Station maps do not require coordinates to produce a useful diagnostic view. If at least one finite latitude/longitude pair exists, the Plotly backend attempts a geographic map. If no geographic coordinates exist, it creates a Cartesian station-index plot.

from pycsamt.map import ensure_map_data

data = ensure_map_data("data/AMT/WILLY_DATA/L18PLT")

if not data.has_geo:
    print("Using profile fallback because coordinates are incomplete.")

For production geographic maps, validate data.has_geo before plotting when every station must appear at a real location, and fix coordinates through your survey metadata or CRS preprocessing.

Exporting Station Maps#

Use the export helpers to save figures consistently:

from pycsamt.map import write_html, save_png

write_html(fig, "outputs/stations.html")
save_png(fig, "outputs/stations.png", width=1400, height=900)

PNG export requires a static image backend such as Kaleido for Plotly figures. HTML export works without Kaleido.

Troubleshooting#

Empty figure

No stations were loaded, or filtering removed every line. Inspect data.station_ids and data.lines.

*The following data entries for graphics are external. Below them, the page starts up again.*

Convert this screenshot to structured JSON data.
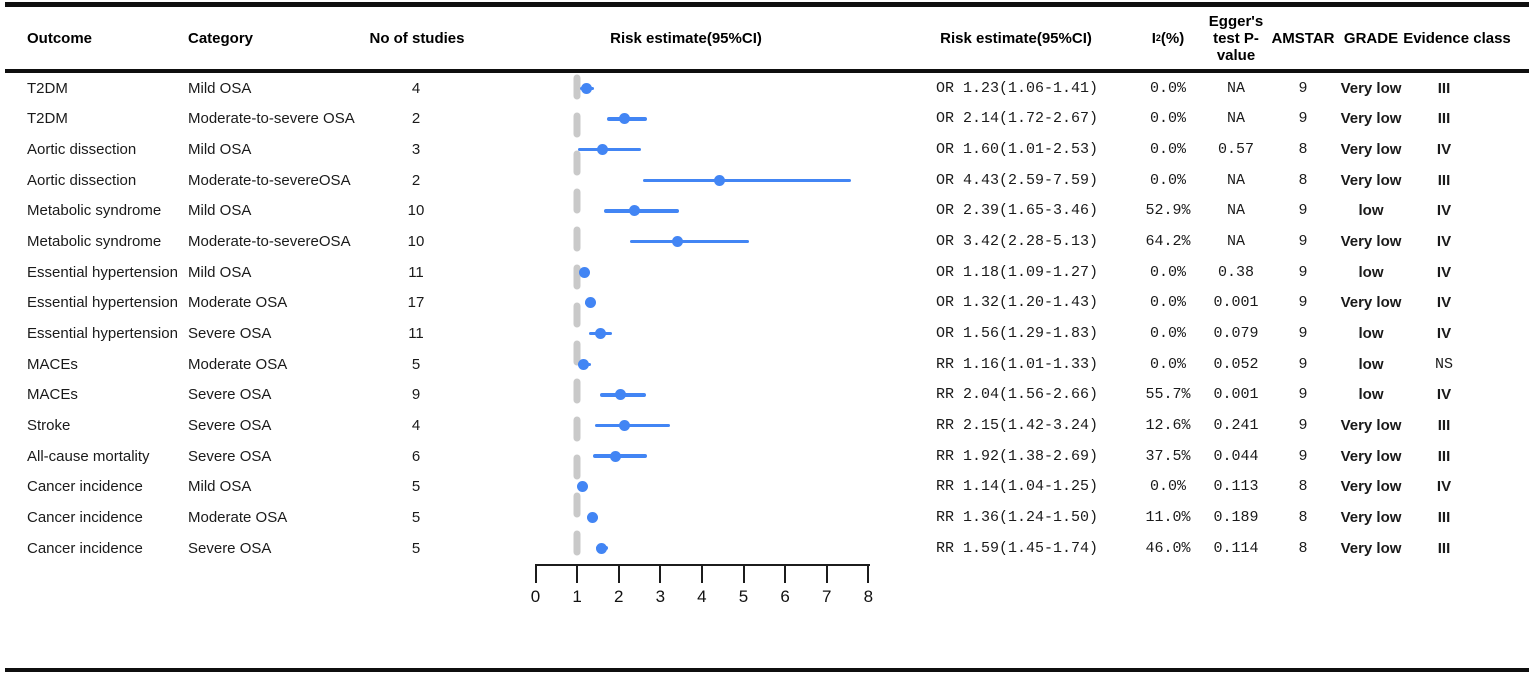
{
  "headers": {
    "outcome": "Outcome",
    "category": "Category",
    "n_studies": "No of studies",
    "risk_plot": "Risk estimate(95%CI)",
    "risk_text": "Risk estimate(95%CI)",
    "i2_base": "I",
    "i2_sup": "2",
    "i2_unit": "(%)",
    "egger_lines": [
      "Egger's",
      "test P-",
      "value"
    ],
    "amstar": "AMSTAR",
    "grade": "GRADE",
    "evidence": "Evidence class"
  },
  "rows": [
    {
      "outcome": "T2DM",
      "category": "Mild OSA",
      "n": "4",
      "risk": "OR 1.23(1.06-1.41)",
      "i2": "0.0%",
      "egger": "NA",
      "amstar": "9",
      "grade": "Very low",
      "evidence": "III"
    },
    {
      "outcome": "T2DM",
      "category": "Moderate-to-severe OSA",
      "n": "2",
      "risk": "OR 2.14(1.72-2.67)",
      "i2": "0.0%",
      "egger": "NA",
      "amstar": "9",
      "grade": "Very low",
      "evidence": "III"
    },
    {
      "outcome": "Aortic dissection",
      "category": "Mild OSA",
      "n": "3",
      "risk": "OR 1.60(1.01-2.53)",
      "i2": "0.0%",
      "egger": "0.57",
      "amstar": "8",
      "grade": "Very low",
      "evidence": "IV"
    },
    {
      "outcome": "Aortic dissection",
      "category": "Moderate-to-severeOSA",
      "n": "2",
      "risk": "OR 4.43(2.59-7.59)",
      "i2": "0.0%",
      "egger": "NA",
      "amstar": "8",
      "grade": "Very low",
      "evidence": "III"
    },
    {
      "outcome": "Metabolic syndrome",
      "category": "Mild OSA",
      "n": "10",
      "risk": "OR 2.39(1.65-3.46)",
      "i2": "52.9%",
      "egger": "NA",
      "amstar": "9",
      "grade": "low",
      "evidence": "IV"
    },
    {
      "outcome": "Metabolic syndrome",
      "category": "Moderate-to-severeOSA",
      "n": "10",
      "risk": "OR 3.42(2.28-5.13)",
      "i2": "64.2%",
      "egger": "NA",
      "amstar": "9",
      "grade": "Very low",
      "evidence": "IV"
    },
    {
      "outcome": "Essential hypertension",
      "category": "Mild OSA",
      "n": "11",
      "risk": "OR 1.18(1.09-1.27)",
      "i2": "0.0%",
      "egger": "0.38",
      "amstar": "9",
      "grade": "low",
      "evidence": "IV"
    },
    {
      "outcome": "Essential hypertension",
      "category": "Moderate OSA",
      "n": "17",
      "risk": "OR 1.32(1.20-1.43)",
      "i2": "0.0%",
      "egger": "0.001",
      "amstar": "9",
      "grade": "Very low",
      "evidence": "IV"
    },
    {
      "outcome": "Essential hypertension",
      "category": "Severe OSA",
      "n": "11",
      "risk": "OR 1.56(1.29-1.83)",
      "i2": "0.0%",
      "egger": "0.079",
      "amstar": "9",
      "grade": "low",
      "evidence": "IV"
    },
    {
      "outcome": "MACEs",
      "category": "Moderate OSA",
      "n": "5",
      "risk": "RR 1.16(1.01-1.33)",
      "i2": "0.0%",
      "egger": "0.052",
      "amstar": "9",
      "grade": "low",
      "evidence": "NS"
    },
    {
      "outcome": "MACEs",
      "category": "Severe OSA",
      "n": "9",
      "risk": "RR 2.04(1.56-2.66)",
      "i2": "55.7%",
      "egger": "0.001",
      "amstar": "9",
      "grade": "low",
      "evidence": "IV"
    },
    {
      "outcome": "Stroke",
      "category": "Severe OSA",
      "n": "4",
      "risk": "RR 2.15(1.42-3.24)",
      "i2": "12.6%",
      "egger": "0.241",
      "amstar": "9",
      "grade": "Very low",
      "evidence": "III"
    },
    {
      "outcome": "All-cause mortality",
      "category": "Severe OSA",
      "n": "6",
      "risk": "RR 1.92(1.38-2.69)",
      "i2": "37.5%",
      "egger": "0.044",
      "amstar": "9",
      "grade": "Very low",
      "evidence": "III"
    },
    {
      "outcome": "Cancer incidence",
      "category": "Mild OSA",
      "n": "5",
      "risk": "RR 1.14(1.04-1.25)",
      "i2": "0.0%",
      "egger": "0.113",
      "amstar": "8",
      "grade": "Very low",
      "evidence": "IV"
    },
    {
      "outcome": "Cancer incidence",
      "category": "Moderate OSA",
      "n": "5",
      "risk": "RR 1.36(1.24-1.50)",
      "i2": "11.0%",
      "egger": "0.189",
      "amstar": "8",
      "grade": "Very low",
      "evidence": "III"
    },
    {
      "outcome": "Cancer incidence",
      "category": "Severe OSA",
      "n": "5",
      "risk": "RR 1.59(1.45-1.74)",
      "i2": "46.0%",
      "egger": "0.114",
      "amstar": "8",
      "grade": "Very low",
      "evidence": "III"
    }
  ],
  "chart_data": {
    "type": "scatter",
    "subtype": "forest-plot",
    "title": "",
    "xlabel": "",
    "ylabel": "",
    "x_axis": {
      "min": 0,
      "max": 8,
      "ticks": [
        "0",
        "1",
        "2",
        "3",
        "4",
        "5",
        "6",
        "7",
        "8"
      ]
    },
    "reference_line_x": 1,
    "points": [
      {
        "label": "T2DM Mild OSA",
        "est": 1.23,
        "lo": 1.06,
        "hi": 1.41
      },
      {
        "label": "T2DM Moderate-to-severe OSA",
        "est": 2.14,
        "lo": 1.72,
        "hi": 2.67
      },
      {
        "label": "Aortic dissection Mild OSA",
        "est": 1.6,
        "lo": 1.01,
        "hi": 2.53
      },
      {
        "label": "Aortic dissection Moderate-to-severeOSA",
        "est": 4.43,
        "lo": 2.59,
        "hi": 7.59
      },
      {
        "label": "Metabolic syndrome Mild OSA",
        "est": 2.39,
        "lo": 1.65,
        "hi": 3.46
      },
      {
        "label": "Metabolic syndrome Moderate-to-severeOSA",
        "est": 3.42,
        "lo": 2.28,
        "hi": 5.13
      },
      {
        "label": "Essential hypertension Mild OSA",
        "est": 1.18,
        "lo": 1.09,
        "hi": 1.27
      },
      {
        "label": "Essential hypertension Moderate OSA",
        "est": 1.32,
        "lo": 1.2,
        "hi": 1.43
      },
      {
        "label": "Essential hypertension Severe OSA",
        "est": 1.56,
        "lo": 1.29,
        "hi": 1.83
      },
      {
        "label": "MACEs Moderate OSA",
        "est": 1.16,
        "lo": 1.01,
        "hi": 1.33
      },
      {
        "label": "MACEs Severe OSA",
        "est": 2.04,
        "lo": 1.56,
        "hi": 2.66
      },
      {
        "label": "Stroke Severe OSA",
        "est": 2.15,
        "lo": 1.42,
        "hi": 3.24
      },
      {
        "label": "All-cause mortality Severe OSA",
        "est": 1.92,
        "lo": 1.38,
        "hi": 2.69
      },
      {
        "label": "Cancer incidence Mild OSA",
        "est": 1.14,
        "lo": 1.04,
        "hi": 1.25
      },
      {
        "label": "Cancer incidence Moderate OSA",
        "est": 1.36,
        "lo": 1.24,
        "hi": 1.5
      },
      {
        "label": "Cancer incidence Severe OSA",
        "est": 1.59,
        "lo": 1.45,
        "hi": 1.74
      }
    ]
  },
  "colors": {
    "marker_blue": "#4285f4",
    "reference_gray": "#c9c9c9",
    "rule_black": "#0f0f0f"
  }
}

Map appears as a station-index plot

No finite geographic coordinates were available. Check data.has_geo and your station metadata.

rho or phase colors are missing

The requested frequency may not exist within frequency_tolerance, or the station may not have a valid Z object. Try removing the tolerance to inspect nearest-frequency behavior.

Contours do not appear

The density and contour-image layers need at least three finite coordinate/value triples. They are skipped silently when there is not enough data.

Colorbars differ between maps

Set the same value_range and log_color options on each map.